The Home Office report notes a 'widening' confidence gap between black and white communities when it comes to dealing with the police. More importantly, referring to 2020 ONS data, the report also finds that only just over half (56%) of Black adults believe the police will treat them with fairly should they encounter them. Worryingly, the report finds that this lack of confidence extends to youth. It cites a Youth Violence Commission survey of young people which found what is described as a “damaging lack of trust between the police and some communities”. Included in this is the unwillingness of youth to reach out to police for advice even when "worried about being a victim of crime."
When it comes to the police, the fact that they look through a criminal lens when they see some young people that might be on the Gangs Matrix or a group of young people that might be just chilling on a corner or might be just together, they automatically categorise in the head that that group of young people are criminals.
BME recruitment continues to lag behind population statistics
The Macpherson report saw then Home Secretary Jack Straw react by putting forward a 10-year plan to diversify police forces across the country.
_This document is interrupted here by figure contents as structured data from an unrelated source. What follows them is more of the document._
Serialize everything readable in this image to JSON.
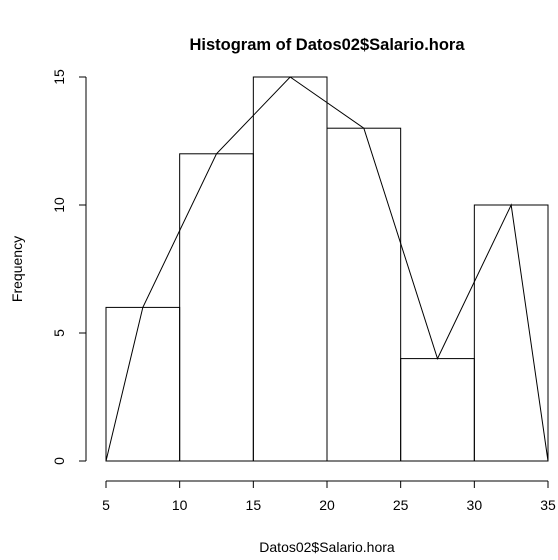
{
  "chart_data": {
    "type": "bar",
    "title": "Histogram of Datos02$Salario.hora",
    "xlabel": "Datos02$Salario.hora",
    "ylabel": "Frequency",
    "bins": [
      {
        "start": 5,
        "end": 10,
        "count": 6
      },
      {
        "start": 10,
        "end": 15,
        "count": 12
      },
      {
        "start": 15,
        "end": 20,
        "count": 15
      },
      {
        "start": 20,
        "end": 25,
        "count": 13
      },
      {
        "start": 25,
        "end": 30,
        "count": 4
      },
      {
        "start": 30,
        "end": 35,
        "count": 10
      }
    ],
    "polygon": {
      "x": [
        5,
        7.5,
        12.5,
        17.5,
        22.5,
        27.5,
        32.5,
        35
      ],
      "y": [
        0,
        6,
        12,
        15,
        13,
        4,
        10,
        0
      ]
    },
    "xlim": [
      5,
      35
    ],
    "ylim": [
      0,
      15
    ],
    "xticks": [
      5,
      10,
      15,
      20,
      25,
      30,
      35
    ],
    "yticks": [
      0,
      5,
      10,
      15
    ],
    "grid": false,
    "legend": "none"
  }
}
Successive governments have placed this on their agenda but the new report suggests that transformational change has yet to take place.
It summarises the current state of affairs in policing representation and shows that what is termed as 'BME' representation in policing still lags behind current population figures in England and Wales. The committee's findings suggest that based on current trends (ceteris paribus) parity between the two won't be reached until 2040. The 2019 drive to recruit 20,000 officers within three years continues, but of the intakes so far only one in 10 (10.6%) of the new recruits have been from 'BME' backgrounds.
Disproportionality in Stop and Search grows
The report found that disproportionalities in stop and search is at a higher level today than it was two decades ago, with this figure continuing to rise. The macpherson report found that in 1997/98 "Black people were five times more likely to be stopped than Whites”. The statistics for England and Wales, covering the year to 31 March 2020 showed that that Black people are now nine times (8.9%) more likely to be stopped than white individuals. For the blanket 'BAME' group, this figure is 4.1%.